Risk Management in Finance
Risk management in finance is crucial for any investor or investment club looking to protect their capital while striving for gains. In the context of building an investment portfolio, risk management involves identifying, assessing, and prioritizing various risks associated with investment choices. For instance, stocks can be categorized based on risk levels such as high, medium, and low risk. High-risk stocks typically offer higher potential returns but come with a greater chance of loss. On the other hand, low-risk stocks offer more stability, but typically lower returns.

The exercise provided an example of an investment club that must distribute its funds across these different risk categories to achieve a specific annual return goal. To manage risk effectively, the club has decided to match the investment in low-risk stocks to the combined investment in high and medium-risk stocks. This strategy helps balance the potential high returns of riskier stocks with the stability of low-risk investments, creating a diverse portfolio that can withstand market fluctuations.

By managing risks through strategic investment and ensuring diversification across different risk levels, investors can work towards protecting their portfolios while pursuing their financial goals.
Rate of Return
The rate of return is a key concept when evaluating the performance of an investment.
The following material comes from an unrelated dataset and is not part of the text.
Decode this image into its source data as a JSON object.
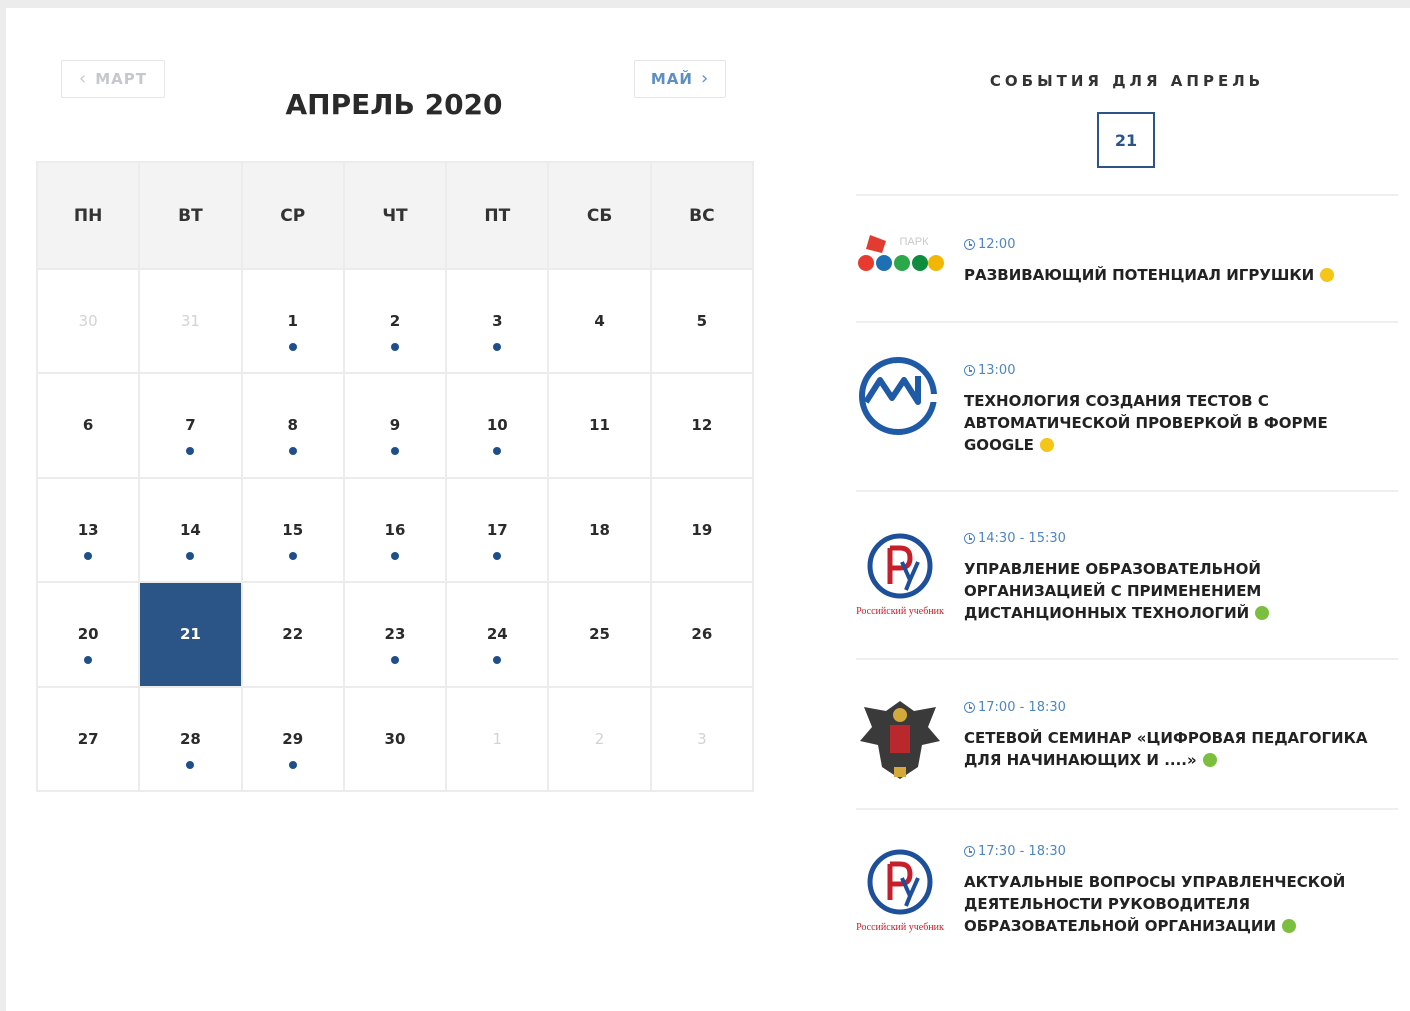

It represents the percentage of profit or loss made on an investment over a specific period. A positive rate of return indicates a profit, while a negative rate of return indicates a loss. Investors often seek investments that provide the best possible rate of return within their risk tolerance.

In the exercise scenario, the investment club projects rates of return of 15% for high-risk stocks, 10% for medium-risk stocks, and 6% for low-risk stocks. These estimates are used to calculate how much the club should invest in each category to achieve a desired annual return goal.
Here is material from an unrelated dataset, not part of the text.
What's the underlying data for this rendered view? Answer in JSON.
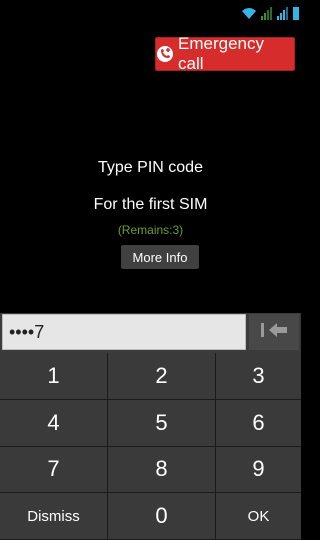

The relationship between risk and return is direct; typically, investments with higher risk come with the potential for a higher rate of return. Conversely, safer investments like low-risk stocks usually offer lower returns. Understanding this relationship enables investors to align their investment strategies with their objectives and risk appetite. The goal is to achieve a balanced portfolio that offers a favorable rate of return while keeping the risk at an acceptable level.
System of Equations
In finance, as in the exercise solution, a system of equations is often used to determine the optimal allocation of funds among different investment options. This mathematical approach allows for the solving of multiple unknown variables, typically the amount of investment in each asset class, business venture, or stock category.

The investment club's challenge was to distribute funds while setting the investment in low-risk stocks to be equal to the sum of the investments in high and medium-risk stocks. Simultaneously, the club aimed to achieve a predetermined rate of return. To solve this, a system of equations was set up, with each equation representing a different constraint or goal: total investment amount, risk distribution, and return on investment.

By using substitution and elimination methods, the equations were solved for the unknown amounts to invest in each category of stocks (high, medium, and low risk). Through this systematic approach, the club could determine the exact investment allocations to meet its financial objectives. Systems of equations are a fundamental tool in finance that assist in making data-driven investment decisions.